Create a new file components/followup-suggestions.tsx:

'use client'
 
import type { ChatMessage } from '@/lib/ai/types'
import { useCallback } from 'react'
import { Button } from './ui/button'
import { Separator } from './ui/separator'
 
export function FollowUpSuggestions({
  message,
  sendMessage,
}: {
  message: ChatMessage
  sendMessage: UseChatHelpers<ChatMessage>['sendMessage']
}) {
  const suggestions = message.parts.find((p) => p.type === 'data-followupSuggestions')?.data
    .suggestions
 
  const handleClick = useCallback(
    (suggestion: string) => {
      sendMessage({ text: suggestion })
    },
    [sendMessage]
  )
 
  if (!suggestions || suggestions.length === 0) return null
 
  return (
    <div className={'mb-2 mt-3 flex flex-col gap-2'}>
      <div className="text-base font-medium">Related</div>
      <div className="flex flex-wrap items-center gap-y-1">
        {suggestions.map((s, i) => (
          <div key={s} className="flex w-full flex-col">
            <button
              type="button"
              onClick={() => handleClick(s)}
              className="w-full cursor-pointer py-2 text-left text-foreground hover:text-primary"
            >
              {s}
            </button>
            {i < suggestions.length - 1 && <hr className="h-px w-full border-0 bg-border" />}
          </div>
        ))}
      </div>
    </div>
  )
}

This component handles click interactions by creating a new message and sending it through your chat system.

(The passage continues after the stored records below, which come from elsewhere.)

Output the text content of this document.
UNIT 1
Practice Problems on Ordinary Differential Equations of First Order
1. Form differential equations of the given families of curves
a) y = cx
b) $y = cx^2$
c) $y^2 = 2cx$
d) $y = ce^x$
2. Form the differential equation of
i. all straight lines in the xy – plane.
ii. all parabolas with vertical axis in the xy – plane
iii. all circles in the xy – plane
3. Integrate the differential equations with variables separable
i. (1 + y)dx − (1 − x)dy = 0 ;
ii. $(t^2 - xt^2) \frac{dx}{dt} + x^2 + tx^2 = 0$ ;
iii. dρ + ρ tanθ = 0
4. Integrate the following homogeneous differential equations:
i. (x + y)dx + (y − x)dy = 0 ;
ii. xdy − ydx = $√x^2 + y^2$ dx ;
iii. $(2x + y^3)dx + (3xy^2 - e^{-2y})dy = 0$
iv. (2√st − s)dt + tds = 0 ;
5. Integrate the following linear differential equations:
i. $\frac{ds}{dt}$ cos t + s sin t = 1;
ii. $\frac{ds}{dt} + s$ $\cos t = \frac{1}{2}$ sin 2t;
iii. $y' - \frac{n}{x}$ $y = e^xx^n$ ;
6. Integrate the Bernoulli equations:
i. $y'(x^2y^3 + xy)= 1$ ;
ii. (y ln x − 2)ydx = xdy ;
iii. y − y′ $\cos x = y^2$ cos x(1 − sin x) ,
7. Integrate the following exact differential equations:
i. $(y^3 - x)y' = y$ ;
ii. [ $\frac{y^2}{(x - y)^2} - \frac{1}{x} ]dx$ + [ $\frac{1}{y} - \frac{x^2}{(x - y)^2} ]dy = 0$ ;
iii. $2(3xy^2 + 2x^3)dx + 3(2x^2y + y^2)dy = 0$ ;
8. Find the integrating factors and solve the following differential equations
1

It preserves the current model selection and tool settings.

The component works with AI SDK's message parts system. It finds the right part by type and renders the suggestions.

Finally, add the component to your assistant message. This shows follow-up suggestions after each AI response.

import { FollowUpSuggestions } from './followup-suggestions'
 
const AssistantMessage = ({
  message,
  sendMessage,
}: {
  message: ChatMessage
  sendMessage: UseChatHelpers<ChatMessage>['sendMessage']
}) => {
  return (
    <div className="relative flex flex-col gap-2">
      {/* ... render other parts of the message */}
 
      <FollowUpSuggestions message={message} sendMessage={sendMessage} />
    </div>
  )
}

Integrate with your chat API

Connect everything in your chat route handler. After streaming the main AI response, generate and stream follow-up suggestions using the complete conversation context. This happens automatically without blocking the main response.

Update your chat POST handler by adding the generateFollowupSuggestions and streamFollowupSuggestions functions. The key changes are in the execute function:

const stream = createUIMessageStream<ChatMessage>({
  execute: async ({ writer: dataStream }) => {
    const result = streamText({
      model: mainModel,
      messages: modelMessages,
    })
 
    dataStream.merge(result.toUIMessageStream())
 
    // Wait for the main response to complete
    await result.consumeStream()
 
    const response = await result.response
    const responseMessages = response.messages
 
    // Generate and stream follow-up suggestions
    const followupSuggestionsResult = generateFollowupSuggestions([
      ...contextForLLM,
      ...responseMessages,
    ])
    await streamFollowupSuggestions({
      followupSuggestionsResult,
      writer: dataStream,
    })
  },
})

You must await the response first to let the main AI response finish streaming. Then you get the complete response messages and use them as context for generating suggestions.

This means users see the AI response first, then suggestions appear afterward. The suggestions have full context from both the conversation history and the AI's complete response.

That's it. Your follow-up questions will now stream in after each AI response, keeping users engaged and providing natural conversation starters. The entire system works end-to-end with type safety and smooth streaming.